Much has been written about the Aer Lingus saga over the last year. A decision now seems to be immenent, that the government will sell its stake to BA. Ryanair will, presumably, follow.
A good way to make a small fortune in the airline industry is to start with a large one. Running airlines is a losing proposition. As of about 5 years ago the cumulative profitability of all US airlines over the previous 60 years was negative. Indeed over perhaps a century the industry has lost money, cumulatively. That is an astounding figure. These losses are not down to a few catastrophic years either but reflect regular cycles of large losses and small profits.
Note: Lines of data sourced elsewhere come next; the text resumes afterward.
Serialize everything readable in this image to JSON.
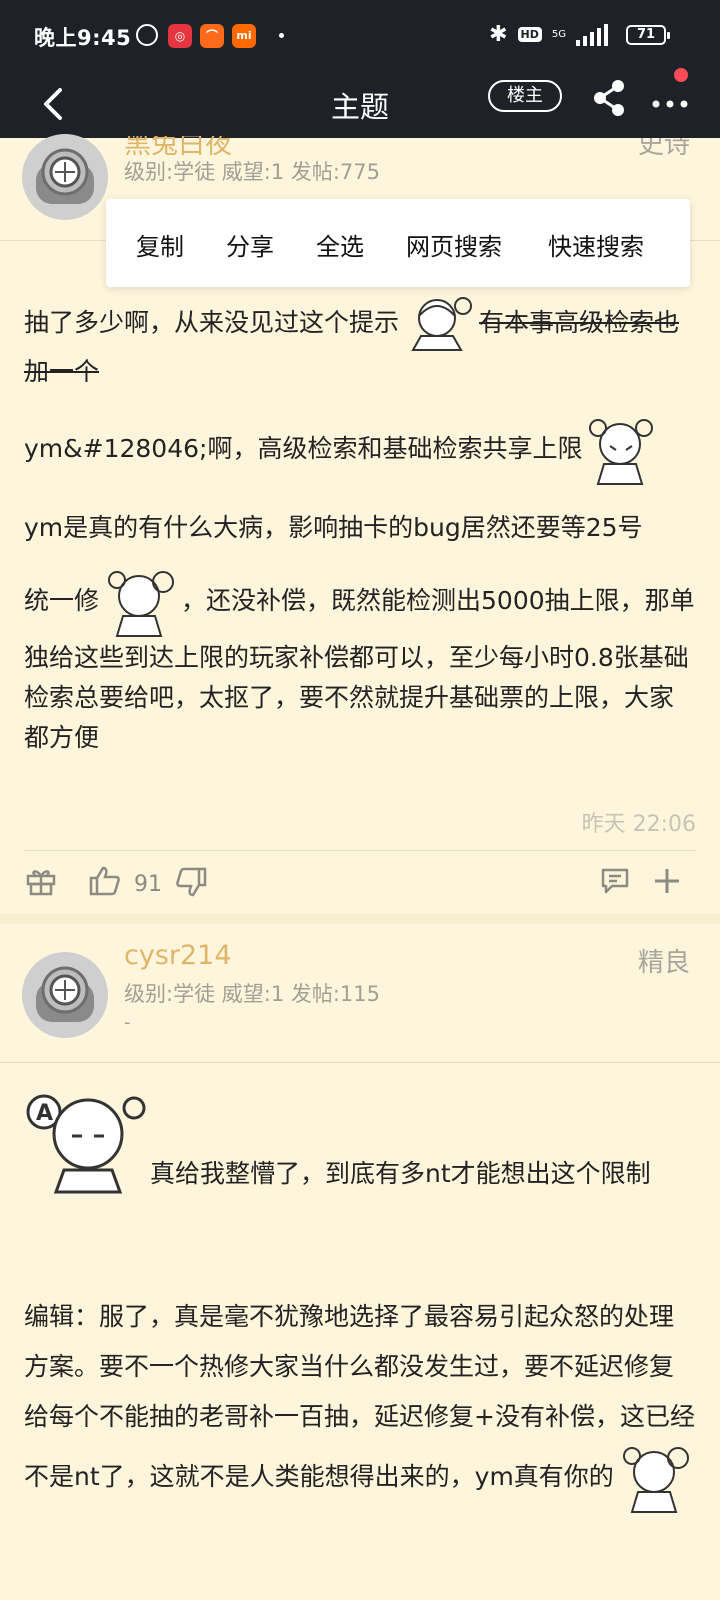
{
  "status_bar": {
    "time": "晚上9:45",
    "apps": [
      "网易云音乐",
      "小米",
      "mi"
    ],
    "network": "5G",
    "battery": "71"
  },
  "header": {
    "title": "主题",
    "louzhu_label": "楼主"
  },
  "context_menu": [
    "复制",
    "分享",
    "全选",
    "网页搜索",
    "快速搜索"
  ],
  "posts": [
    {
      "username": "黑兔白夜",
      "info": "级别:学徒 威望:1 发帖:775",
      "tag": "史诗",
      "paragraphs": {
        "p1_text": "抽了多少啊，从来没见过这个提示",
        "p1_strike": "有本事高级检索也加一个",
        "p2": "ym&#128046;啊，高级检索和基础检索共享上限",
        "p3_a": "ym是真的有什么大病，影响抽卡的bug居然还要等25号",
        "p3_b": "统一修",
        "p3_c": "，还没补偿，既然能检测出5000抽上限，那单独给这些到达上限的玩家补偿都可以，至少每小时0.8张基础检索总要给吧，太抠了，要不然就提升基础票的上限，大家都方便"
      },
      "time": "昨天 22:06",
      "likes": "91"
    },
    {
      "username": "cysr214",
      "info": "级别:学徒 威望:1 发帖:115",
      "sub": "-",
      "tag": "精良",
      "paragraphs": {
        "p1": "真给我整懵了，到底有多nt才能想出这个限制",
        "p2": "编辑：服了，真是毫不犹豫地选择了最容易引起众怒的处理方案。要不一个热修大家当什么都没发生过，要不延迟修复给每个不能抽的老哥补一百抽，延迟修复+没有补偿，这已经不是nt了，这就不是人类能想得出来的，ym真有你的"
      }
    }
  ],
  "colors": {
    "bar": "#1f2128",
    "background": "#fdf6dc",
    "username": "#e0b56a",
    "accent_dot": "#ff4b57"
  }
}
Given that, and given the unfavourable economics of the industry – high entry costs, a structural need for excess capacity, limited asset substitutability, atomised demand and a secular rise in fuel costs – it perhaps does not make sense for nation states to be involved in the industry. This indeed was the argument made when FF sold off aer lingus, that it could prosper better with freedom to raise and deploy capital outside state control. What is at question now is whether the state is better off with a retained stake or not. This might be easier to answer if we had not blown the National Pension Reserve Fund on a zombie bank, but in principle there is nothing wrong with stakes in airlines, no more than in banks or other firms.
For Aer Lingus there is a dilemma. As the airline industry is one that loses money a red queen race is in operation. To remain amongst the few that make profits airlines need to be prepared to spend more and more. There is a financial economy of scale at operation here, as well as economies of scale more generally. Thus mergers and other scale enhancing activities are the norm. It is possible, if a firm is lucky, plucky and rich enough to gain that scale and grow. This is what the likes of Ryanair and EasyJet did. But now that they are large they have the organizational and financial firepower to see off most challenges.
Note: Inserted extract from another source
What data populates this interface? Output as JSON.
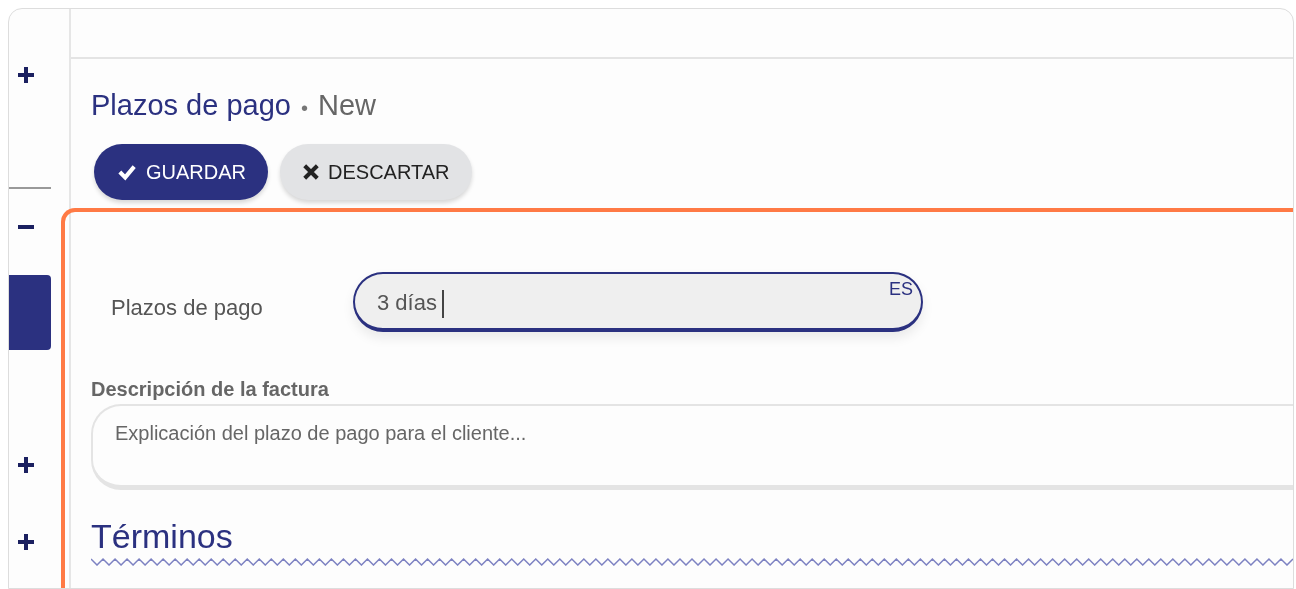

Herein lies the problem I and I suspect many have with this sale. Back in the day, before the plucky underdog Ryanair (yes, they were that once) came on board we had a nice cartel on the Dublin London route. Fares in the middle 1980s of hundreds of pounds were routine. It took competition to break that and to drive down fares and to drive up capacity to where we are now. With upwards of 5m passengers on the various Dublin-London routes, any fare increase or decrease is meaningful. But competition doesn’t really exist with two and that is what we will have here. Competition, whether in airlines or radio or newspapers, that is the lifeblood of innovation and customer satisfaction. It is hard to see how this deal improves competition on the major route which Aer Lingus operates. If anything it has the potential to retard rather than enhance it.
Aer Lingus was in a bind. To grow it needed capital , lots of it. Even with rates as low as they are now and a market boom airlines are never, for the reasons noted above, a great bet. Thus the need to get with IAG.There are other benefits also. My own research suggests that while financial hedging is good for airlines operational hedging, a mix of fleet types, may also be as beneficial.
The state cannot mandate competition. They can mandate the conditions under which competition can flourish. But as we have seen with Denis O’Brien and a very concentrated ownership of media, as we have seen with the tardiness of the opening up of the legal system, this government doesn’t really seem that concerned about competition. That’s a pity.